テレビで遠隔医療、ケーブルテレビ最大手が行う実証実験の中身

JCOM、9月に開始

 ジュピターテレコム(JCOM)は、自宅のテレビを使った遠隔医療の実証実験を9月に始める。遠隔医療システムなどを手がける2社と連携し、テレビ画面を使って医師が遠隔から診察できるシステムを開発する。JCOMが抱える約550万世帯のケーブルテレビのインフラを活用した総合ヘルスケアサービスとして、新たな収益の柱に育てる。2021年度の商用化を目指す。

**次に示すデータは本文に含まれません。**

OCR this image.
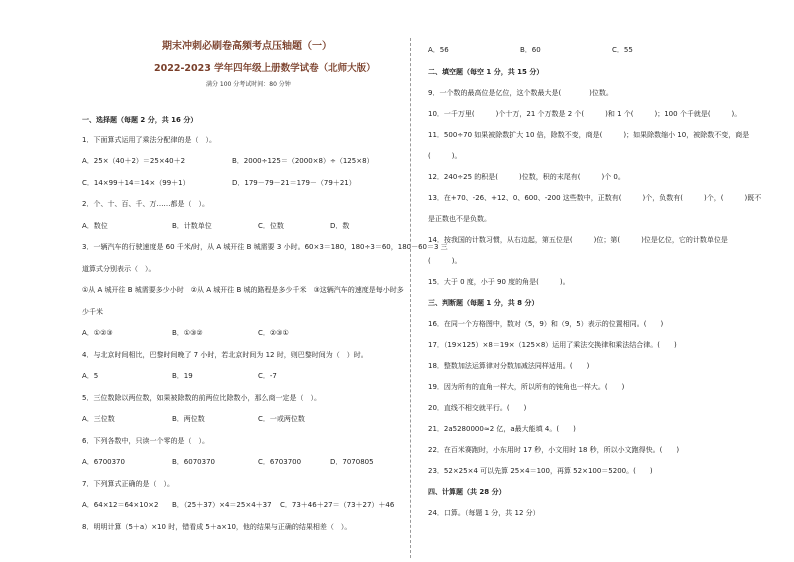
期末冲刺必刷卷高频考点压轴题（一）
2022-2023 学年四年级上册数学试卷（北师大版）
满分 100 分考试时间：80 分钟
一、选择题（每题 2 分，共 16 分）
1．下面算式运用了乘法分配律的是（　）。
A．25×（40＋2）＝25×40＋2	B．2000÷125＝（2000×8）÷（125×8）
C．14×99＋14＝14×（99＋1）	D．179－79－21＝179－（79＋21）
2．个、十、百、千、万……都是（　）。
A．数位	B．计数单位	C．位数	D．数
3．一辆汽车的行驶速度是 60 千米/时，从 A 城开往 B 城需要 3 小时。60×3＝180，180÷3＝60，180－60＝3 三
道算式分别表示（　）。
①从 A 城开往 B 城需要多少小时　②从 A 城开往 B 城的路程是多少千米　③这辆汽车的速度是每小时多
少千米
A．①②③	B．①③②	C．②③①
4．与北京时间相比，巴黎时间晚了 7 小时，若北京时间为 12 时，则巴黎时间为（　）时。
A．5	B．19	C．-7
5．三位数除以两位数，如果被除数的前两位比除数小，那么商一定是（　）。
A．三位数	B．两位数	C．一或两位数
6．下列各数中，只读一个零的是（　）。
A．6700370	B．6070370	C．6703700	D．7070805
7．下列算式正确的是（　）。
A．64×12＝64×10×2 B．（25＋37）×4＝25×4＋37 C．73＋46＋27＝（73＋27）＋46
8．明明计算（5＋a）×10 时，错看成 5＋a×10，他的结果与正确的结果相差（　）。
A．56	B．60	C．55
二、填空题（每空 1 分，共 15 分）
9．一个数的最高位是亿位，这个数最大是(　　　　)位数。
10．一千万里(　　　)个十万，21 个万数是 2 个(　　　)和 1 个(　　　)；100 个千就是(　　　)。
11．500÷70 如果被除数扩大 10 倍，除数不变，商是(　　　)；如果除数缩小 10，被除数不变，商是
(　　　)。
12．240÷25 的积是(　　　)位数，积的末尾有(　　　)个 0。
13．在+70、-26、+12、0、600、-200 这些数中，正数有(　　　)个，负数有(　　　)个，(　　　)既不
是正数也不是负数。
14．按我国的计数习惯，从右边起，第五位是(　　　)位；第(　　　)位是亿位，它的计数单位是
(　　　)。
15．大于 0 度，小于 90 度的角是(　　　)。
三、判断题（每题 1 分，共 8 分）
16．在同一个方格图中，数对（5，9）和（9，5）表示的位置相同。(　　)
17．（19×125）×8＝19×（125×8）运用了乘法交换律和乘法结合律。(　　)
18．整数加法运算律对分数加减法同样适用。(　　)
19．因为所有的直角一样大，所以所有的钝角也一样大。(　　)
20．直线不相交就平行。(　　)
21．2a5280000≈2 亿，a最大能填 4。(　　)
22．在百米赛跑时，小东用时 17 秒，小文用时 18 秒，所以小文跑得快。(　　)
23．52×25×4 可以先算 25×4＝100，再算 52×100＝5200。(　　)
四、计算题（共 28 分）
24．口算。（每题 1 分，共 12 分）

 実証実験はJCOMが開発するオンライン診療アプリケーション(応用ソフト)に、インテグリティ・ヘルスケア(東京都中央区)とMICIN(マイシン、同千代田区)がそれぞれ展開するオンライン診療サービスを連携させて実施する。対象地域は福岡市と東京都足立区、葛飾区、練馬区の4カ所。60歳以上で慢性疾患の治療中の患者30人を対象とする。患者宅のテレビ画面上で、ビデオ通話による診療や服薬指導、医療機関の予約や問診などを実施。高血圧や糖尿病などの慢性疾患を抱える患者が、家庭でIT機器を使用して健康を管理し医療機関や薬局へ簡単にアクセスできる仕組みを構築する。